Türkiye İstatistik Kurumu'nun (TÜİK) son açıkladığı işgücü istatistikleri, Türkiye ekonomisinde yaşanan dönüşümün işgücü piyasasına etkilerini gözler önüne seriyor. Aralık ayında yüzde 8,8 olarak belirlenen dar tanımlı işsizlik oranı, ülkede 3 milyon 98 bin kişinin işsiz olduğunu gösteriyor. Ancak, işgücüne dahil edilmeyen ancak çalışmaya hazır bireylerin de hesaba katıldığı geniş tanımlı işsizlik oranı, endişe verici bir hızla 10 milyona yaklaşırken, bu iki oran arasındaki fark 15,9 puana ulaşıyor.
Aralık 2022'de 8,1 milyon olan geniş tanımlı işsiz sayısı, Aralık 2023'te 9,7 milyona yükselerek, ekonomik değişimlerin işgücü piyasasındaki karmaşık yansımalarını ortaya koyuyor. Bu artış, özellikle zamana bağlı eksik istihdam edilenlerin sayısının son bir yılda 1,6 milyondan 2,7 milyona çıkmasıyla daha da belirginleşiyor. Ekonomideki durum ve artan enflasyon nedeniyle geçim sıkıntısı çeken kişilerin daha fazla çalışma arzusu, bu rakamların artmasında önemli bir faktör olarak görülüyor.
Ekonomi yönetiminin uyguladığı politikaların sonuçları, iş gücü piyasasında dalgalanmalara neden oluyor. Prof. Dr. Mehmet Şişman'ın belirttiği gibi, istihdam oranlarındaki dalgalanma ekonominin genel yavaşlamasıyla paralel olarak devam ediyor ve işsizlik oranlarının kısa vadede yüzde 10'lara doğru artması bekleniyor.
Prof. Dr. Aziz Çelik ise, dar tanımlı işsizlik oranlarının düşük seyretmesinin yanıltıcı olduğuna ve geniş tanımlı işsizliğin ciddi bir tırmanış içinde olduğuna dikkat çekiyor. Çelik, ekonomi politikalarının hem dar hem de geniş tanımlı işsizliği artırabileceğini öne sürüyor.

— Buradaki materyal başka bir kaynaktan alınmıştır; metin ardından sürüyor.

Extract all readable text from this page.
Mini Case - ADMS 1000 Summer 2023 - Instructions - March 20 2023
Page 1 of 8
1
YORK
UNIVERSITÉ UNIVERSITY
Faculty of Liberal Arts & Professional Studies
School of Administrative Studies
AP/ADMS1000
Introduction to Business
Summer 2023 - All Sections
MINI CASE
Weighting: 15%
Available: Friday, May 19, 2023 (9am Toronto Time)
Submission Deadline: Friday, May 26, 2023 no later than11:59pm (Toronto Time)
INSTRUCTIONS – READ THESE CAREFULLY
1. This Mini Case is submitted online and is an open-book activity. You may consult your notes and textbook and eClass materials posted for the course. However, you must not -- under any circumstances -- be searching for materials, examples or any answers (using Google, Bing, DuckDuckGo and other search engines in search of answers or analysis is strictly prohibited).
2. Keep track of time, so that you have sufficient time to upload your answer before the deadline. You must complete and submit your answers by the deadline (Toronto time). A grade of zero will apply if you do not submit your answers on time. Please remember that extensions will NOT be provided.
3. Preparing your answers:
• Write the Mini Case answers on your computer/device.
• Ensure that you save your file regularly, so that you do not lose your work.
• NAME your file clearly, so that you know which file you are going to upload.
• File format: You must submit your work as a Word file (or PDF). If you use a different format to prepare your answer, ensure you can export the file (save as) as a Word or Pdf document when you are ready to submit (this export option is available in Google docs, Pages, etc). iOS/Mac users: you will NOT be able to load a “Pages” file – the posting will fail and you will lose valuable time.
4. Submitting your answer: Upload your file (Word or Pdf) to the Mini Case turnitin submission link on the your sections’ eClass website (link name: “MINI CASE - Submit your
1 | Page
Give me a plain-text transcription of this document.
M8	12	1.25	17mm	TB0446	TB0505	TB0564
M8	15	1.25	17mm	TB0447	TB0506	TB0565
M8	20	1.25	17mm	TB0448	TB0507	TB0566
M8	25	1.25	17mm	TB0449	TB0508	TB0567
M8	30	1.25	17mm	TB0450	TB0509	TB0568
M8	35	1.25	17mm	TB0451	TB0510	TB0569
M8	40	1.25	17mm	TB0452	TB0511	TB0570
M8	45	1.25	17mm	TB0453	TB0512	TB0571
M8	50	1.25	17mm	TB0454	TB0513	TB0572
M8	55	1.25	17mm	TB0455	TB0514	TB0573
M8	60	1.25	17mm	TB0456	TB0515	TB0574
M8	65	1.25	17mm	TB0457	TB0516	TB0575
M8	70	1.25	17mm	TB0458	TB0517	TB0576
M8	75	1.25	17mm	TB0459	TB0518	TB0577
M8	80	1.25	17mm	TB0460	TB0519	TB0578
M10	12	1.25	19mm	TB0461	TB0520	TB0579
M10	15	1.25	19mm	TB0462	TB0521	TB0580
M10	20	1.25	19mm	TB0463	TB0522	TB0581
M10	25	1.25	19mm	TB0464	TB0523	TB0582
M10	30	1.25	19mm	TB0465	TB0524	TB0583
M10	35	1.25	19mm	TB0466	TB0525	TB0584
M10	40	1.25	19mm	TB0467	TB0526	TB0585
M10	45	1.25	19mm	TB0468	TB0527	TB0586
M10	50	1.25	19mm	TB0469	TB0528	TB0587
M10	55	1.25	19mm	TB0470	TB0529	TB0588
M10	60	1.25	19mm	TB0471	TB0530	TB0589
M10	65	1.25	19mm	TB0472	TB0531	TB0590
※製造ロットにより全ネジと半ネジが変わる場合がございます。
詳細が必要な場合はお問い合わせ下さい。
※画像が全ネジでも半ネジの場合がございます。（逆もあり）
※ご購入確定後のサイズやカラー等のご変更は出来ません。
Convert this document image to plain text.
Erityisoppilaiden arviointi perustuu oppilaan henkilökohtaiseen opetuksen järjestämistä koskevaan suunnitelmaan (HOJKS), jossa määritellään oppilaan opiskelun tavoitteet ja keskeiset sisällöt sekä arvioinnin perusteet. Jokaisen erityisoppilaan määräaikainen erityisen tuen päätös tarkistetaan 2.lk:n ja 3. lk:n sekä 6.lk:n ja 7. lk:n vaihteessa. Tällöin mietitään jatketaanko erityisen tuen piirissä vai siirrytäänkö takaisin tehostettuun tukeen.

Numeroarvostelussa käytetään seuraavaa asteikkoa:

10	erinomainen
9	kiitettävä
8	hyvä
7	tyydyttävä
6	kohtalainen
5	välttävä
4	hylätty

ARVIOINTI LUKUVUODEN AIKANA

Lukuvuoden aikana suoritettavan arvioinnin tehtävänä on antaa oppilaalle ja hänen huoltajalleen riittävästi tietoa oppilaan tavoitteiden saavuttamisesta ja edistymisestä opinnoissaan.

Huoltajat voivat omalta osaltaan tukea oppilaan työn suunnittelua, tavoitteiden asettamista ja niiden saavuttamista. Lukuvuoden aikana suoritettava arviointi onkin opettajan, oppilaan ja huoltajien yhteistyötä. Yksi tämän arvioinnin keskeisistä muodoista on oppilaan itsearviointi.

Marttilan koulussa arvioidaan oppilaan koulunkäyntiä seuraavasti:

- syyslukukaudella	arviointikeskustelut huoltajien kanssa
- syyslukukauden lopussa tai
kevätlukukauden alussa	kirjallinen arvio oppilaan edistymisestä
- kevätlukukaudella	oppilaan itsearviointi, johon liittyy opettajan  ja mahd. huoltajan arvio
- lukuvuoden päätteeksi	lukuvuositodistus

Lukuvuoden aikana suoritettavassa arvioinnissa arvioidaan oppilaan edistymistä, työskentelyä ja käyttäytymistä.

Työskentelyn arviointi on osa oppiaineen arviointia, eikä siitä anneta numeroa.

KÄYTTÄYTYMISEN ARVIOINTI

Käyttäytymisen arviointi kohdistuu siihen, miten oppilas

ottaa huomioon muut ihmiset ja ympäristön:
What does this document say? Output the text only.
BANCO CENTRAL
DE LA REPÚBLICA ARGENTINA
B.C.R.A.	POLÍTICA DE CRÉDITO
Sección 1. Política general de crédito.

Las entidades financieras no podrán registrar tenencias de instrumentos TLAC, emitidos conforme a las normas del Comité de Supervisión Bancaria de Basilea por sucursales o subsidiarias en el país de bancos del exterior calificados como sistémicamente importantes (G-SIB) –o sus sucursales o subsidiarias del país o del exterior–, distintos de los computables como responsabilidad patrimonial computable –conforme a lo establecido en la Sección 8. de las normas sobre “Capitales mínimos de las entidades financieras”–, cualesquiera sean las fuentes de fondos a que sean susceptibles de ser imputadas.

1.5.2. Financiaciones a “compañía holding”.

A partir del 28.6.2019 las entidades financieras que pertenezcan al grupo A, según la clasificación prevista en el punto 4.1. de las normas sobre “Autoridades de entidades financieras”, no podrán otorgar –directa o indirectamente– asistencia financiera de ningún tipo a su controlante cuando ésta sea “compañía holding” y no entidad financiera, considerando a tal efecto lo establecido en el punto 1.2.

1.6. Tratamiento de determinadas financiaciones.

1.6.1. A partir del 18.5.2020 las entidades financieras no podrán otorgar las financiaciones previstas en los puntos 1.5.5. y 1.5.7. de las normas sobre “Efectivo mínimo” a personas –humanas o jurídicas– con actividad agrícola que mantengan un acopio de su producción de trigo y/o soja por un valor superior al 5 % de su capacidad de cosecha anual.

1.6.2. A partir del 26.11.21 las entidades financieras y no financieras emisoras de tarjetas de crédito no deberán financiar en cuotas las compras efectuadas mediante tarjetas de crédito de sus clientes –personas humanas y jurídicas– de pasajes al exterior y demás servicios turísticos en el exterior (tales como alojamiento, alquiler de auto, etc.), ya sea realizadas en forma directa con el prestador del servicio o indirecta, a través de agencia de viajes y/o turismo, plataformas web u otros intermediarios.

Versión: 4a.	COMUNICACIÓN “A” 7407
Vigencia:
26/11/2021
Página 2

İşsizlik ve istihdam verilerinde cinsiyet eşitsizliği de dikkat çekici bir sorun olarak karşımıza çıkıyor. TÜİK verilerine göre, işgücü piyasasındaki cinsiyet makası kadınlar aleyhine açılmaya devam ediyor. İstihdam edilenlerin büyük bir kısmını erkekler oluştururken, işsizlik oranları kadınlarda daha yüksek seviyelerde bulunuyor.
Bu veriler, Türkiye ekonomisinin ve işgücü piyasasının karşı karşıya olduğu zorlukları ve çelişkileri gözler önüne seriyor. Ekonomik politikaların işgücü piyasası üzerindeki etkileri, cinsiyet eşitsizliği ve geniş tanımlı işsizlik gibi sorunlar, ekonomi yönetiminin önümüzdeki dönemde çözüm üretmesi gereken başlıca konular arasında yer alıyor. Bu durum, ekonomi politikalarının sadece makroekonomik hedeflere değil, aynı zamanda sosyal ve toplumsal sonuçlara odaklanmasının önemini bir kez daha ortaya koyuyor.